In times past, to avoid eating alone, I’ve resorted to the shameless tactic of “offering to pay”. I seriously don’t know why I’ve resorted to this…it has pitiful written all over it. But I rest easy because I know I can’t be the only person who has ever tried to bribe a friend to hang out with them.
As the years have passed, I’ve become used to the idea of eating alone. So, today I bit the bullet and found a dark quiet restaurant for lunch. Luckily I had the June issue of Alaska Magazine in my car. There was just enough unread material in the magazine to keep me from dwelling on the fact that once again I was my own company.
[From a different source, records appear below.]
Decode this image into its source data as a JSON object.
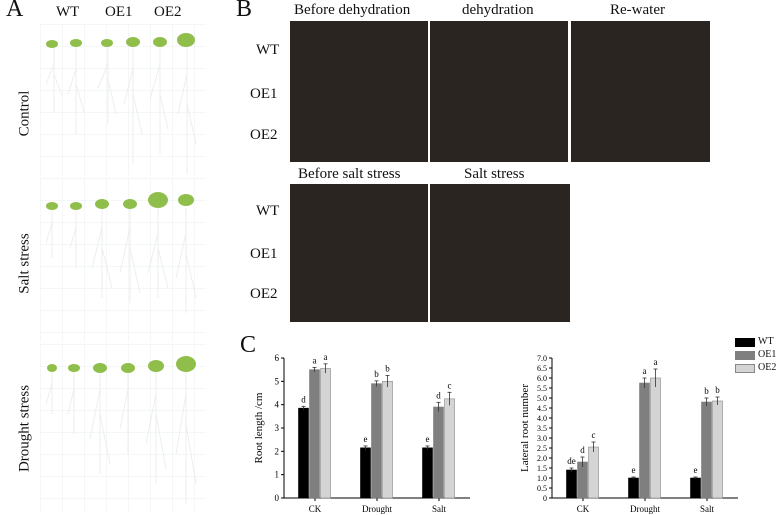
{
  "panels": {
    "A": {
      "letter": "A",
      "columns": [
        "WT",
        "OE1",
        "OE2"
      ],
      "rows": [
        "Control",
        "Salt stress",
        "Drought stress"
      ]
    },
    "B": {
      "letter": "B",
      "top_titles": [
        "Before dehydration",
        "dehydration",
        "Re-water"
      ],
      "bottom_titles": [
        "Before salt stress",
        "Salt stress"
      ],
      "genotypes": [
        "WT",
        "OE1",
        "OE2"
      ],
      "genotypes_bottom": [
        "WT",
        "OE1",
        "OE2"
      ]
    },
    "C": {
      "letter": "C"
    }
  },
  "legend": [
    "WT",
    "OE1",
    "OE2"
  ],
  "colors": {
    "WT": "#000000",
    "OE1": "#7f7f7f",
    "OE2": "#d4d4d4"
  },
  "chart_data": [
    {
      "type": "bar",
      "ylabel": "Root length /cm",
      "categories": [
        "CK",
        "Drought",
        "Salt"
      ],
      "ylim": [
        0,
        6
      ],
      "yticks": [
        "0",
        "1",
        "2",
        "3",
        "4",
        "5",
        "6"
      ],
      "series": [
        {
          "name": "WT",
          "values": [
            3.85,
            2.15,
            2.15
          ],
          "errors": [
            0.08,
            0.08,
            0.08
          ],
          "letters": [
            "d",
            "e",
            "e"
          ]
        },
        {
          "name": "OE1",
          "values": [
            5.5,
            4.9,
            3.9
          ],
          "errors": [
            0.1,
            0.12,
            0.2
          ],
          "letters": [
            "a",
            "b",
            "d"
          ]
        },
        {
          "name": "OE2",
          "values": [
            5.55,
            5.0,
            4.25
          ],
          "errors": [
            0.2,
            0.25,
            0.28
          ],
          "letters": [
            "a",
            "b",
            "c"
          ]
        }
      ]
    },
    {
      "type": "bar",
      "ylabel": "Lateral root number",
      "categories": [
        "CK",
        "Drought",
        "Salt"
      ],
      "ylim": [
        0,
        7
      ],
      "yticks": [
        "0",
        "0.5",
        "1.0",
        "1.5",
        "2.0",
        "2.5",
        "3.0",
        "3.5",
        "4.0",
        "4.5",
        "5.0",
        "5.5",
        "6.0",
        "6.5",
        "7.0"
      ],
      "series": [
        {
          "name": "WT",
          "values": [
            1.4,
            1.0,
            1.0
          ],
          "errors": [
            0.1,
            0.05,
            0.05
          ],
          "letters": [
            "de",
            "e",
            "e"
          ]
        },
        {
          "name": "OE1",
          "values": [
            1.8,
            5.75,
            4.8
          ],
          "errors": [
            0.25,
            0.25,
            0.2
          ],
          "letters": [
            "d",
            "a",
            "b"
          ]
        },
        {
          "name": "OE2",
          "values": [
            2.55,
            6.0,
            4.85
          ],
          "errors": [
            0.25,
            0.45,
            0.2
          ],
          "letters": [
            "c",
            "a",
            "b"
          ]
        }
      ]
    }
  ]
}
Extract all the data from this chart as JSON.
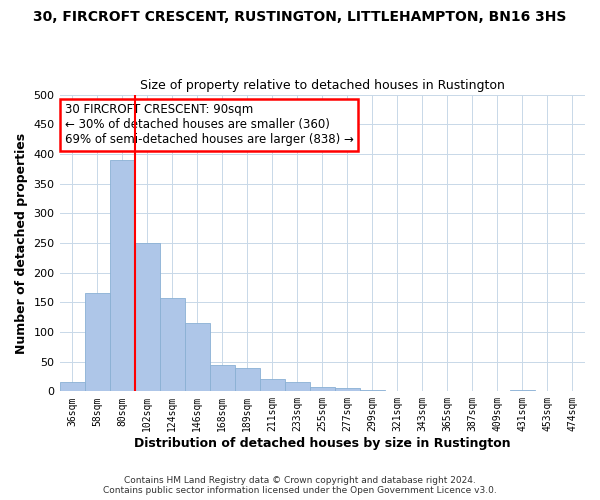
{
  "title": "30, FIRCROFT CRESCENT, RUSTINGTON, LITTLEHAMPTON, BN16 3HS",
  "subtitle": "Size of property relative to detached houses in Rustington",
  "xlabel": "Distribution of detached houses by size in Rustington",
  "ylabel": "Number of detached properties",
  "bar_labels": [
    "36sqm",
    "58sqm",
    "80sqm",
    "102sqm",
    "124sqm",
    "146sqm",
    "168sqm",
    "189sqm",
    "211sqm",
    "233sqm",
    "255sqm",
    "277sqm",
    "299sqm",
    "321sqm",
    "343sqm",
    "365sqm",
    "387sqm",
    "409sqm",
    "431sqm",
    "453sqm",
    "474sqm"
  ],
  "bar_heights": [
    15,
    165,
    390,
    250,
    157,
    115,
    45,
    40,
    20,
    15,
    8,
    5,
    2,
    1,
    1,
    1,
    0,
    0,
    2,
    0,
    1
  ],
  "bar_color": "#aec6e8",
  "bar_edge_color": "#8ab0d4",
  "red_line_x": 2.5,
  "ylim": [
    0,
    500
  ],
  "yticks": [
    0,
    50,
    100,
    150,
    200,
    250,
    300,
    350,
    400,
    450,
    500
  ],
  "annotation_title": "30 FIRCROFT CRESCENT: 90sqm",
  "annotation_line1": "← 30% of detached houses are smaller (360)",
  "annotation_line2": "69% of semi-detached houses are larger (838) →",
  "footnote1": "Contains HM Land Registry data © Crown copyright and database right 2024.",
  "footnote2": "Contains public sector information licensed under the Open Government Licence v3.0.",
  "background_color": "#ffffff",
  "grid_color": "#c8d8e8"
}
And, as frequently happens when I venture out by myself…the waitress informs me that she grew up in Alaska too. Between serving me my meal and the check, we had a quick laugh about a photo in the magazine that was obviously mislabeled. I told her I might write the editor and fill them in on their error. In the end, I gave her the magazine to read and we exchanged contact information. She wanted me to let her know if my note to the editor ended up getting published.
I find eating alone (traveling alone, etc.) often leads to unexpected interactions. There is no way I would have met a fellow Alaskan had one of my co-workers been with me. I think being alone makes me more approachable.